Emerging markets peaked in January of 2018, and have been quite weak since then. The million dollar question is whether emerging markets are a buy or a sell for the second half of 2018?

First, before looking into this, question, let’s consider our previous viewpoints.

Early 2018, we considered that Emerging Markets would outperform US markets. That has partly materialized, at least so far, as, in recent months, US broad markets showed a divergence: large cap stocks in the Dow Jones index are trading slightly lower than early this year, while small cap stocks in the Russell 2000 index are visibly higher. Emerging markets are lower than early this year.

We continued to believe that Emerging Markets were bullish, and wrote about it in detail a couple of weeks ago, because of two reasons. First, from a fundamental perspective, emerging markets’ valuations are cheap. It is clear that emerging markets have underperformed for many years. That is great from the perspective that the longer the underperformance lasts, the more profitable the opportunity. Second, emerging markets broke out to new highs, surpassing their 2007 peak.

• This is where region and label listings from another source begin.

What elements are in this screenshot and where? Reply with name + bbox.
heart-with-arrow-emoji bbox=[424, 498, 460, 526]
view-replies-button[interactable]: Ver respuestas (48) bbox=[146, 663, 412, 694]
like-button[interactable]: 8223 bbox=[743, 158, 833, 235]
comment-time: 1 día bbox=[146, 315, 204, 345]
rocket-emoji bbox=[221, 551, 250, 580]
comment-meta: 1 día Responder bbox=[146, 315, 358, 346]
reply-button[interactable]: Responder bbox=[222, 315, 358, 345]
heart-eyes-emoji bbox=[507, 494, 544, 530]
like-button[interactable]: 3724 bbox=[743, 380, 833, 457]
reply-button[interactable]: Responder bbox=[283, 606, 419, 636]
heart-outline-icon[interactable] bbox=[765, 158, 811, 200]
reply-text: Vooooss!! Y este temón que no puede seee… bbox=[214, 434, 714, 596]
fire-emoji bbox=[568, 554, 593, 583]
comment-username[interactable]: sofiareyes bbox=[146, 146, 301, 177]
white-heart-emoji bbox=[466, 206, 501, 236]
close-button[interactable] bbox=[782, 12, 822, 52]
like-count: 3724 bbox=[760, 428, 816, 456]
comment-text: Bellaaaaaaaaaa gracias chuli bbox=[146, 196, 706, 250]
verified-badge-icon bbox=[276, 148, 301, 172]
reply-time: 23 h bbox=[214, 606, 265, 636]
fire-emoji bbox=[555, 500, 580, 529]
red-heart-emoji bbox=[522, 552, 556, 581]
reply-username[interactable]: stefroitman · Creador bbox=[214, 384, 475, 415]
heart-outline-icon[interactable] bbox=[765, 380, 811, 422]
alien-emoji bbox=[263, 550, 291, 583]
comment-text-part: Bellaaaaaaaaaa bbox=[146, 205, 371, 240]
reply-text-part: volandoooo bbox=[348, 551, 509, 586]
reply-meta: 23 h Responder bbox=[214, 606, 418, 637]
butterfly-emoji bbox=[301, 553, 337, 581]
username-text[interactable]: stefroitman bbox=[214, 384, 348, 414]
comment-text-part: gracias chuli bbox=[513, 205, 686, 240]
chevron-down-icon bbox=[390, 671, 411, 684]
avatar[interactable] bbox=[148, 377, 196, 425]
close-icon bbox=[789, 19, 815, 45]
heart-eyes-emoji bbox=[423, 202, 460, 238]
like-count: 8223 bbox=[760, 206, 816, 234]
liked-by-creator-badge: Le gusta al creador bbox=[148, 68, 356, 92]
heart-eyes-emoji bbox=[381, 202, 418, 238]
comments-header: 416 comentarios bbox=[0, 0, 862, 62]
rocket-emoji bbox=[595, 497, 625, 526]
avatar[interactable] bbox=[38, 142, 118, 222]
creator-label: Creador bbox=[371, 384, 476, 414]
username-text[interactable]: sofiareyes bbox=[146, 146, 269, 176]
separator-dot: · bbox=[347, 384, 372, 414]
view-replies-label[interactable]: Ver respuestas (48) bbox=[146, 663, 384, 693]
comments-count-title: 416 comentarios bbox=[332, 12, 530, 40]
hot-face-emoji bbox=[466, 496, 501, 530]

Moreover, we also found a strong correlation with commodities, as explained in Emerging Markets and Commodities Very Bullish In 2018 and 2019. Both are still correlated, as, in recent weeks, both have been rather weak.

Given all this, what is still accurate, and what do we read in the charts?

Emerging markets: close to a buy opportunity in 2018

Let’s focus on the chart first. InvestingHaven’s method is based on the principle summarized as ‘start with the chart‘.

The point about reading charts is to find the right time frame which reveals a clear and outspoken pattern which suggests a future direction. No compromise on this principle. There is no sense in trying to imagine a pattern, by almost faking it, if it’s not there.

The weekly emerging markets chart on 5 years has some nice insights, first and foremost, a longer term support zone in the 41 – 42 points area. However, there is visibly not sufficient info on this chart. What does this chart reveal in terms of longer term trends and forces at play? Intuitively, the answer is that not enough can be deduced from this chart.